Anthropic's February disclosure is unusually specific for an AI safety document. The company says three Chinese labs - DeepSeek, MiniMax, and Moonshot AI - generated more than 16 million exchanges with Claude across roughly 24,000 fraudulent accounts, routing traffic through commercial proxies to evade Anthropic's China access restrictions [2]. The traffic was not evenly distributed: MiniMax alone accounted for about 13 million exchanges aimed at agentic coding and tool-orchestration tasks, Moonshot ran roughly 3.4 million focused on agentic reasoning and computer vision, and DeepSeek's footprint was smaller at around 150,000 exchanges but allegedly aligned with training censorship-tuned successor models [4].

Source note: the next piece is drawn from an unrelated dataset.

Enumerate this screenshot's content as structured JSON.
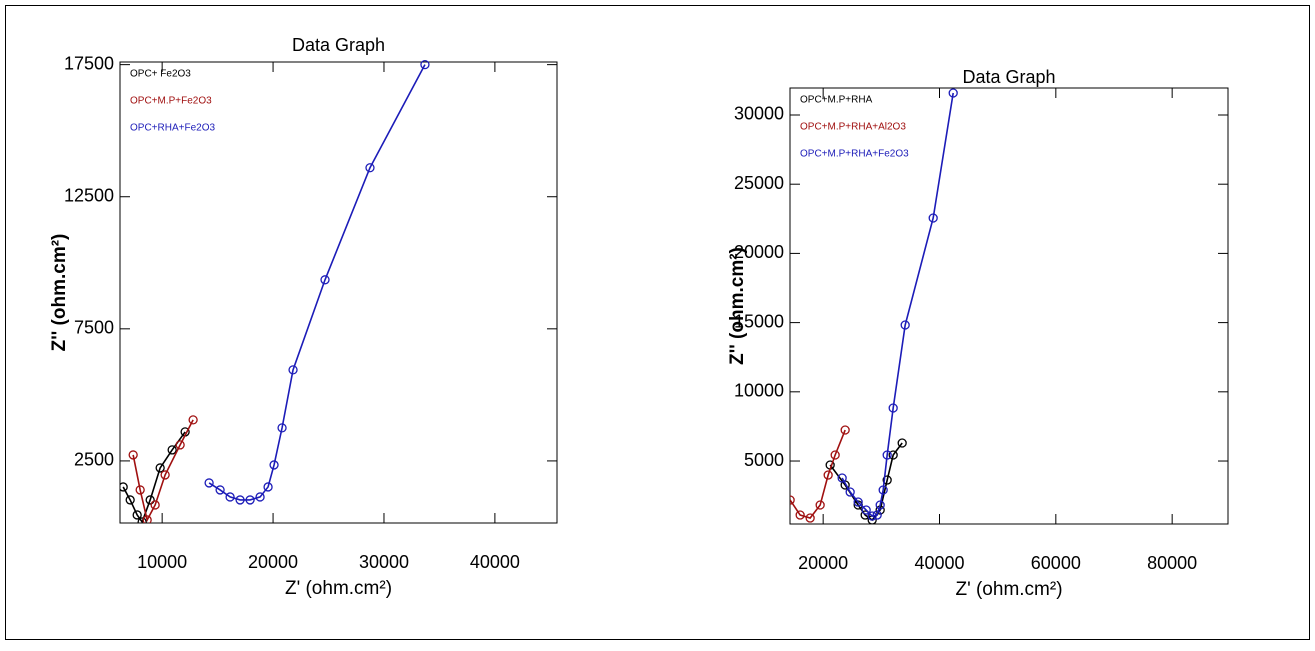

The technical term Anthropic is operationalizing here is distillation - using one model's outputs as supervised training data for a smaller or differently-aligned model. What makes the disclosure striking is the operational sophistication: Anthropic claims MiniMax pivoted nearly half of its distillation traffic within 24 hours of an Anthropic model release, suggesting automated harvesting pipelines tied directly to upstream changes [2]. Anthropic frames the resulting models as a national security problem, not just an IP one, because illicitly distilled systems strip out the original safeguards - leaving capabilities like cyber operations, disinformation, and surveillance available without the refusal behaviors Claude ships with [4]. That move - from 'they copied us' to 'they copied us unsafely' - is what gives the company its bridge from a commercial grievance to a policy ask.